Mitarbeitende der Verwaltung des Hochsauerlandkreises im Umgang mit Menschen mit Beeinträchtigungen zu sensibilisieren und zu stärken, war das Ziel des Seminars "Inklusive Verwaltung mit Haltung". Veranstaltet wurde der Workshop von der Psychiatrie-, Sucht- und Behindertenkoordination Hochsauerlandkreis (HSK) in Meschede. Manuel Salomon vom Kompetenzzentrum Selbstbestimmt Leben (KSL) im Regierungsbezirk Arnsberg gab den Teilnehmenden wertvolle Tipps.
Für Klaus K. ist jeder Behördengang eine große Hürde. Denn Klaus K. spricht sehr undeutlich und ist für Zuhörende meist sehr schwer zu verstehen ist. Grund dafür ist eine Sprachstörung, die durch einen Schlaganfall ausgelöst wurde. Ihm zuzuhören, braucht Zeit und verlangt viel Geduld. Beides gibt es in unserem schnelllebigen Alltag leider selten. Das trifft auch für Verwaltungen zu: Besuchs- und Beratungszeiten sind oft knapp bemessen, die Warteschlangen lang. Für Mitarbeitende sind das häufig ganz besondere Herausforderungen.

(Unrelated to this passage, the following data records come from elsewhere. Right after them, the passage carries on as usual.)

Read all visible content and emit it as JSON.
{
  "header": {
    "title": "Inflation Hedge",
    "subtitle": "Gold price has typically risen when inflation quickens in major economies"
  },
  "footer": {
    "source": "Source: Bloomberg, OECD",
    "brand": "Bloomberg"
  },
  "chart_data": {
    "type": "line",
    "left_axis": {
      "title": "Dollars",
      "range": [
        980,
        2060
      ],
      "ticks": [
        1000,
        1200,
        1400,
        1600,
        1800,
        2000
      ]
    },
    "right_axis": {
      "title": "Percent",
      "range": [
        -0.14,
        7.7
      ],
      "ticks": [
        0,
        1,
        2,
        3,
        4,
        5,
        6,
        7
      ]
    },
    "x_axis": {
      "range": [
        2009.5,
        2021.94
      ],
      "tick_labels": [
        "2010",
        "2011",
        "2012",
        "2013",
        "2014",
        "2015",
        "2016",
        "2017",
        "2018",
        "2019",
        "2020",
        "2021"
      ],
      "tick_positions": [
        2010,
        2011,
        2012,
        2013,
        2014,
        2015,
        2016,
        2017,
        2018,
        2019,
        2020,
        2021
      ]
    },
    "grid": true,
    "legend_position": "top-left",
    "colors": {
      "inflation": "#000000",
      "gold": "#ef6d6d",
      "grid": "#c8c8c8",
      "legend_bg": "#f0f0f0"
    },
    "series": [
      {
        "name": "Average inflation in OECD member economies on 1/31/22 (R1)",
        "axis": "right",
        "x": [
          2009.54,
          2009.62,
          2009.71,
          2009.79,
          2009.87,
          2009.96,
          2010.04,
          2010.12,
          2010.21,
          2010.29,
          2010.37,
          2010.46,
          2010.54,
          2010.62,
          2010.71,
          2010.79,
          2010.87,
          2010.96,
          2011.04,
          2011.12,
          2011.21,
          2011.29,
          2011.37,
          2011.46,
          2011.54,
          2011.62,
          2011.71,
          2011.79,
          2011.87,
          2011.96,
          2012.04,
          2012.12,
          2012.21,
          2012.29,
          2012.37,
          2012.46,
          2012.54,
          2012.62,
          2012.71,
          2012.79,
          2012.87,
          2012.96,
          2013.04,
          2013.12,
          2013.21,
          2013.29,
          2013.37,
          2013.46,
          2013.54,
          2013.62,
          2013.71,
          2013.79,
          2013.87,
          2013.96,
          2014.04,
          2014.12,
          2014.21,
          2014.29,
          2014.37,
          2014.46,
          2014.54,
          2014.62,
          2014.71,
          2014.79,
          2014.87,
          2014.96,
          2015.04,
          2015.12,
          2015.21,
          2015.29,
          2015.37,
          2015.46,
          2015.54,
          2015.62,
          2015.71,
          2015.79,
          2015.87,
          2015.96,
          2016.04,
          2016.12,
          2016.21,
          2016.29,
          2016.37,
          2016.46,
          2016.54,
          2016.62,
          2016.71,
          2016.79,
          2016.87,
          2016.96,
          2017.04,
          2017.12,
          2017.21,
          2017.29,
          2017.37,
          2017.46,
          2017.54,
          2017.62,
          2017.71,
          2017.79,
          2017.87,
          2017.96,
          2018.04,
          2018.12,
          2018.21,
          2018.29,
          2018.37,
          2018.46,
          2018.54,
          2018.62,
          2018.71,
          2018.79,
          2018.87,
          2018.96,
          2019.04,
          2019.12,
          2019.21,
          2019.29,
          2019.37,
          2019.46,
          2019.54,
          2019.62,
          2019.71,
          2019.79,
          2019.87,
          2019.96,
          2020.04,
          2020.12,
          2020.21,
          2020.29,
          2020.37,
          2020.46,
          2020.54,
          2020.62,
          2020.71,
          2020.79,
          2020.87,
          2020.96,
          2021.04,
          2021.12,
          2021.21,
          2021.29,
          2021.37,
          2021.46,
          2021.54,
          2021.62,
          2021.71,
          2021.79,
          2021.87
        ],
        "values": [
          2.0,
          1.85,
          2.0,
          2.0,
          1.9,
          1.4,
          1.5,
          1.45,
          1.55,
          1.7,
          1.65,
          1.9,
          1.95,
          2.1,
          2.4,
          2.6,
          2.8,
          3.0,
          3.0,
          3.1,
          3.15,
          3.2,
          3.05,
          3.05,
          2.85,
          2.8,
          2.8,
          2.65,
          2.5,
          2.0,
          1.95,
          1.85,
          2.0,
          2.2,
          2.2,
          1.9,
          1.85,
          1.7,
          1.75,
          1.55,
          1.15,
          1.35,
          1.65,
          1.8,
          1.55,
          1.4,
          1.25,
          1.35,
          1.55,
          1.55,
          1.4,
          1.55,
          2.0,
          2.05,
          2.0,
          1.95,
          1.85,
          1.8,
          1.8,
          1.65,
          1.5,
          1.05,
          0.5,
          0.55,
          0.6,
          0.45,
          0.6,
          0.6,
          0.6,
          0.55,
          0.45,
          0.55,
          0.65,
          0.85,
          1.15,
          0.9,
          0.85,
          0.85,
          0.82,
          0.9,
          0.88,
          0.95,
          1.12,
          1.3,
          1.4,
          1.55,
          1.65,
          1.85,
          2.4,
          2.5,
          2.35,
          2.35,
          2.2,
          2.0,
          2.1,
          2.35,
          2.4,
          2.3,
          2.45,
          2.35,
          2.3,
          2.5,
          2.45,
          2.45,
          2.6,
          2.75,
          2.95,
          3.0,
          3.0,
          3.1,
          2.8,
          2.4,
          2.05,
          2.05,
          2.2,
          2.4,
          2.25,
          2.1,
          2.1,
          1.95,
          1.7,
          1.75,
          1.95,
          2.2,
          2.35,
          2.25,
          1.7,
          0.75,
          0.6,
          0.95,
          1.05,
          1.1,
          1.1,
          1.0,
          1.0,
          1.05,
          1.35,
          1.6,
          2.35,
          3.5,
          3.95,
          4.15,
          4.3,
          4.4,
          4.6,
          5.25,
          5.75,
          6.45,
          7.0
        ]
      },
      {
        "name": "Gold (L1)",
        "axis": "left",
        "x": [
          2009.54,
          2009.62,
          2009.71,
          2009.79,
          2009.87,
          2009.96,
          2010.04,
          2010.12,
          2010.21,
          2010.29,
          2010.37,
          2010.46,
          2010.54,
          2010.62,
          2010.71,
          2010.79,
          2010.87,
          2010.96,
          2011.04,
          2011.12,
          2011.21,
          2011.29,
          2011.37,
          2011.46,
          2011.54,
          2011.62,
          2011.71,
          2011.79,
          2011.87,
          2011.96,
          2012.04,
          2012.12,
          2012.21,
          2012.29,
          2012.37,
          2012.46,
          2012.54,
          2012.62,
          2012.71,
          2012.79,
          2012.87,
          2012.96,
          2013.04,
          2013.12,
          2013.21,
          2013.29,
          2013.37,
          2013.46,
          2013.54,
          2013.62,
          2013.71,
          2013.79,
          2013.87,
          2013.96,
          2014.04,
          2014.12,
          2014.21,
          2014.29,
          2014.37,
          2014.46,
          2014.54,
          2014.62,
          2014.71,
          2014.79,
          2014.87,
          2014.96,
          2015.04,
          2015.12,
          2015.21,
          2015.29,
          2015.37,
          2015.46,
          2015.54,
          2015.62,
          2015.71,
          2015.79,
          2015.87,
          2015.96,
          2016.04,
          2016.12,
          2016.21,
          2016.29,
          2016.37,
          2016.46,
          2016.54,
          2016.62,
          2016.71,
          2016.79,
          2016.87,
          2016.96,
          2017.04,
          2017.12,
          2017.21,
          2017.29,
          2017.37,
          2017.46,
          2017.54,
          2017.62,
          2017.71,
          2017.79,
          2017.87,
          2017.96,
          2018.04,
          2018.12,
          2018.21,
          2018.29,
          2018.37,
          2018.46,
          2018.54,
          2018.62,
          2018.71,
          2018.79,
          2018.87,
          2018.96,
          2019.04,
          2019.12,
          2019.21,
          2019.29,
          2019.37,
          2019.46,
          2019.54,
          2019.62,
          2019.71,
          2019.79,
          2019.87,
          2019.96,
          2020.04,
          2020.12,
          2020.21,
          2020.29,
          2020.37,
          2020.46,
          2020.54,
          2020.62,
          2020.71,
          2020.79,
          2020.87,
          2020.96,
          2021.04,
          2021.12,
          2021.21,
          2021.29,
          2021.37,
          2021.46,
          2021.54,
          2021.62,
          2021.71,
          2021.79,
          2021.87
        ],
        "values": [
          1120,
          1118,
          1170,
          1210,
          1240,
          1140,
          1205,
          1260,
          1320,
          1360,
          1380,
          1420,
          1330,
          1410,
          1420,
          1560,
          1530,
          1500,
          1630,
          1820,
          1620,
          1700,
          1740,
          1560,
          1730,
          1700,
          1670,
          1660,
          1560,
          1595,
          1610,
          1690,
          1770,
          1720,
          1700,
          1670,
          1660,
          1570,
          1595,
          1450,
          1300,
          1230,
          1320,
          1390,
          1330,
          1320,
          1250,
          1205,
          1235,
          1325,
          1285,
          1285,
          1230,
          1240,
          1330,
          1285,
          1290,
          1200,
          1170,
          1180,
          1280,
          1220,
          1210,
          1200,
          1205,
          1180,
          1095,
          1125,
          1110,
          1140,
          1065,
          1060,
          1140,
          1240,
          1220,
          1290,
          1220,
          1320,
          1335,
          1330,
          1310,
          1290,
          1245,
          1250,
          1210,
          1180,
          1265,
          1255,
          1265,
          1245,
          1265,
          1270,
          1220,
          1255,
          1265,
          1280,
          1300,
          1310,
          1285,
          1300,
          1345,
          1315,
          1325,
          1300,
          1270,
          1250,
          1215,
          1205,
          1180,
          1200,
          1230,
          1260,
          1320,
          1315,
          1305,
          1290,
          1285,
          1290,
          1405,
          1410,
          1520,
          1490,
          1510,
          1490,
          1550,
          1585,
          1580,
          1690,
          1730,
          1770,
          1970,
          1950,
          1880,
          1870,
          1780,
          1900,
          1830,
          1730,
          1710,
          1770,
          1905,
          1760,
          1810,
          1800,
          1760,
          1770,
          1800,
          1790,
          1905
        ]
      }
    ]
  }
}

Klaus K. gibt es in der oben beschriebenen Weise nicht. Auch sind Name und Beeinträchtigung frei erfunden. Aber eine derartige Situation könnte sich jeden Tag in jeder Verwaltung in Deutschland zutragen. Christian Rademacher, Psychiatrie-, Sucht- und Behindertenkoordinator des Hochsauerlandkreises, kennt solche Situationen aus eigener Kenntnis und Erfahrung. Deshalb gibt es seit zwei Jahren den Seminarbaustein "Sicher im Umgang mit Menschen mit Beeinträchtigungen“. Grundlage dafür ist der "Aktionsplan Inklusion HSK". Im vergangenen Jahr gab es bereits einen Vortrag im Rahmen eines Seminars für angehende Führungskräfte. In diesem Jahr hat Rademacher zu dem Thema ein eigenständiges Seminar konzipiert. Zielgruppe sind heute alle Mitarbeitende der HSK-Kreisverwaltung.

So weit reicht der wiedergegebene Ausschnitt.